Samolot Bryza rozbił się w Gdyni Babich Dołach podczas ćwiczeń. Maszyna należała do Brygady Lotnictwa Marynarki Wojennej. Nad lotniskiem ćwiczono manewr lądowania na jednym działającym silniku. W katastrofie zginęły cztery osoby.

Na miejsce wypadku przybyli już prokuratorzy. "Prokuratorzy muszą wykonać szczegółowe oględziny miejsca zdarzenia, zabezpieczą też dowody - w tym przypadku będą to przede wszystkim części samolotu. Prowadzone będą też przesłuchania świadków i analiza dokumentacji zarejestrowanej przy okazji tego lotu" - mówi rzecznik prokuratury ppłk Zbigniew Rzepa.

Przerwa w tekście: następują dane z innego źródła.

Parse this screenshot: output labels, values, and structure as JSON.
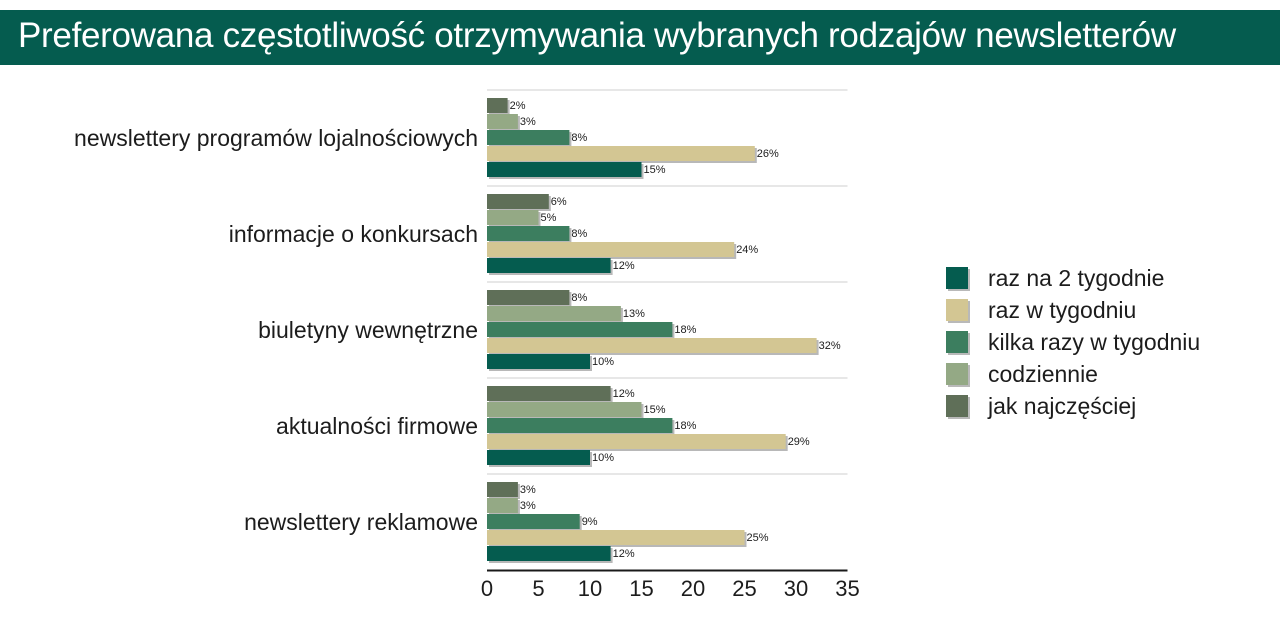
{
  "title": "Preferowana częstotliwość otrzymywania wybranych rodzajów newsletterów",
  "colors": {
    "title_bg": "#055c4f",
    "raz_na_2_tygodnie": "#055c4f",
    "raz_w_tygodniu": "#d3c693",
    "kilka_razy_w_tygodniu": "#3c7e5f",
    "codziennie": "#94a985",
    "jak_najczesciej": "#5f6f58"
  },
  "chart_data": {
    "type": "bar",
    "orientation": "horizontal",
    "categories": [
      "newslettery programów lojalnościowych",
      "informacje o konkursach",
      "biuletyny wewnętrzne",
      "aktualności firmowe",
      "newslettery reklamowe"
    ],
    "series": [
      {
        "name": "raz na 2 tygodnie",
        "color": "#055c4f",
        "values": [
          15,
          12,
          10,
          10,
          12
        ],
        "labels": [
          "15%",
          "12%",
          "10%",
          "10%",
          "12%"
        ]
      },
      {
        "name": "raz w tygodniu",
        "color": "#d3c693",
        "values": [
          26,
          24,
          32,
          29,
          25
        ],
        "labels": [
          "26%",
          "24%",
          "32%",
          "29%",
          "25%"
        ]
      },
      {
        "name": "kilka razy w tygodniu",
        "color": "#3c7e5f",
        "values": [
          8,
          8,
          18,
          18,
          9
        ],
        "labels": [
          "8%",
          "8%",
          "18%",
          "18%",
          "9%"
        ]
      },
      {
        "name": "codziennie",
        "color": "#94a985",
        "values": [
          3,
          5,
          13,
          15,
          3
        ],
        "labels": [
          "3%",
          "5%",
          "13%",
          "15%",
          "3%"
        ]
      },
      {
        "name": "jak najczęściej",
        "color": "#5f6f58",
        "values": [
          2,
          6,
          8,
          12,
          3
        ],
        "labels": [
          "2%",
          "6%",
          "8%",
          "12%",
          "3%"
        ]
      }
    ],
    "xlim": [
      0,
      35
    ],
    "xticks": [
      "0",
      "5",
      "10",
      "15",
      "20",
      "25",
      "30",
      "35"
    ],
    "grid": true,
    "legend_position": "right"
  },
  "legend": [
    {
      "label": "raz na 2 tygodnie",
      "color": "#055c4f"
    },
    {
      "label": "raz w tygodniu",
      "color": "#d3c693"
    },
    {
      "label": "kilka razy w tygodniu",
      "color": "#3c7e5f"
    },
    {
      "label": "codziennie",
      "color": "#94a985"
    },
    {
      "label": "jak najczęściej",
      "color": "#5f6f58"
    }
  ]
}
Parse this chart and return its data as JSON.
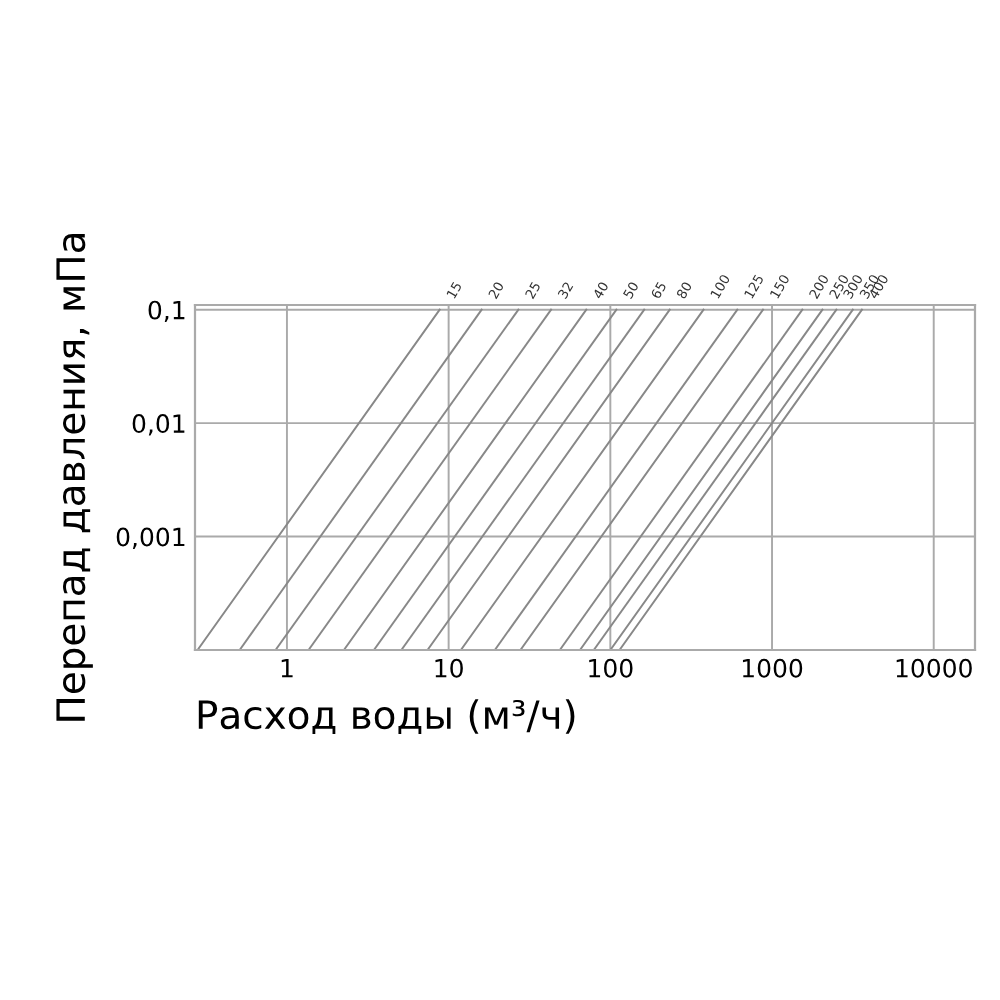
{
  "chart_data": {
    "type": "line",
    "xlabel": "Расход воды (м³/ч)",
    "ylabel": "Перепад давления, мПа",
    "log": "xy",
    "xlim": [
      0.27,
      18000
    ],
    "ylim": [
      0.0001,
      0.11
    ],
    "xticks": [
      1,
      10,
      100,
      1000,
      10000
    ],
    "yticks": [
      {
        "value": 0.0001,
        "label": null
      },
      {
        "value": 0.001,
        "label": "0,001"
      },
      {
        "value": 0.01,
        "label": "0,01"
      },
      {
        "value": 0.1,
        "label": "0,1"
      }
    ],
    "grid": true,
    "legend": false,
    "marker": "none",
    "line_style": "solid",
    "series": [
      {
        "name": "15",
        "color": "#888888",
        "x": [
          0.28,
          8.8
        ],
        "values": [
          0.0001,
          0.1
        ]
      },
      {
        "name": "20",
        "color": "#888888",
        "x": [
          0.51,
          16
        ],
        "values": [
          0.0001,
          0.1
        ]
      },
      {
        "name": "25",
        "color": "#888888",
        "x": [
          0.85,
          27
        ],
        "values": [
          0.0001,
          0.1
        ]
      },
      {
        "name": "32",
        "color": "#888888",
        "x": [
          1.36,
          43
        ],
        "values": [
          0.0001,
          0.1
        ]
      },
      {
        "name": "40",
        "color": "#888888",
        "x": [
          2.25,
          71
        ],
        "values": [
          0.0001,
          0.1
        ]
      },
      {
        "name": "50",
        "color": "#888888",
        "x": [
          3.45,
          109
        ],
        "values": [
          0.0001,
          0.1
        ]
      },
      {
        "name": "65",
        "color": "#888888",
        "x": [
          5.1,
          162
        ],
        "values": [
          0.0001,
          0.1
        ]
      },
      {
        "name": "80",
        "color": "#888888",
        "x": [
          7.4,
          233
        ],
        "values": [
          0.0001,
          0.1
        ]
      },
      {
        "name": "100",
        "color": "#888888",
        "x": [
          11.9,
          377
        ],
        "values": [
          0.0001,
          0.1
        ]
      },
      {
        "name": "125",
        "color": "#888888",
        "x": [
          19.3,
          610
        ],
        "values": [
          0.0001,
          0.1
        ]
      },
      {
        "name": "150",
        "color": "#888888",
        "x": [
          27.8,
          880
        ],
        "values": [
          0.0001,
          0.1
        ]
      },
      {
        "name": "200",
        "color": "#888888",
        "x": [
          48.7,
          1540
        ],
        "values": [
          0.0001,
          0.1
        ]
      },
      {
        "name": "250",
        "color": "#888888",
        "x": [
          64.9,
          2050
        ],
        "values": [
          0.0001,
          0.1
        ]
      },
      {
        "name": "300",
        "color": "#888888",
        "x": [
          79,
          2500
        ],
        "values": [
          0.0001,
          0.1
        ]
      },
      {
        "name": "350",
        "color": "#888888",
        "x": [
          100,
          3160
        ],
        "values": [
          0.0001,
          0.1
        ]
      },
      {
        "name": "400",
        "color": "#888888",
        "x": [
          114,
          3600
        ],
        "values": [
          0.0001,
          0.1
        ]
      }
    ]
  }
}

>>>Pilot transportowca tłumaczy DZIENNIKOWI, jak latać na Bryzach

Prace mające wyjaśnić przyczyny katastrofy prowadzi też Wojskowa Komisja Badania Wypadków Lotniczych. Rzecznik prasowy dowódcy Marynarki Wojennej, kmdr por. Bartosz Zajda zapowiedział, że w środę Marynarka Wojenna postara się udzielić informacji na temat czteroosobowej załogi. Marynarka do tej pory nie podała do wiadomości danych personalnych ofiar.

Żałoba w Gdyni

Tymczasem prezydent Gdyni Wojciech Szczurek ogłosił w mieście trzydniową żałobę w związku z katastrofą. Na znak żałoby na gmachu urzędu miasta flagi zostały spuszczone do połowy masztu.

"Prezydent apeluje do organizatorów imprez, by uwzględnili nastrój chwili i zrezygnowali w tym czasie z rozrywkowego charakteru przygotowywanych wydarzeń" - poinformowało biuro prasowe Urzędu Miejskiego w Gdyni.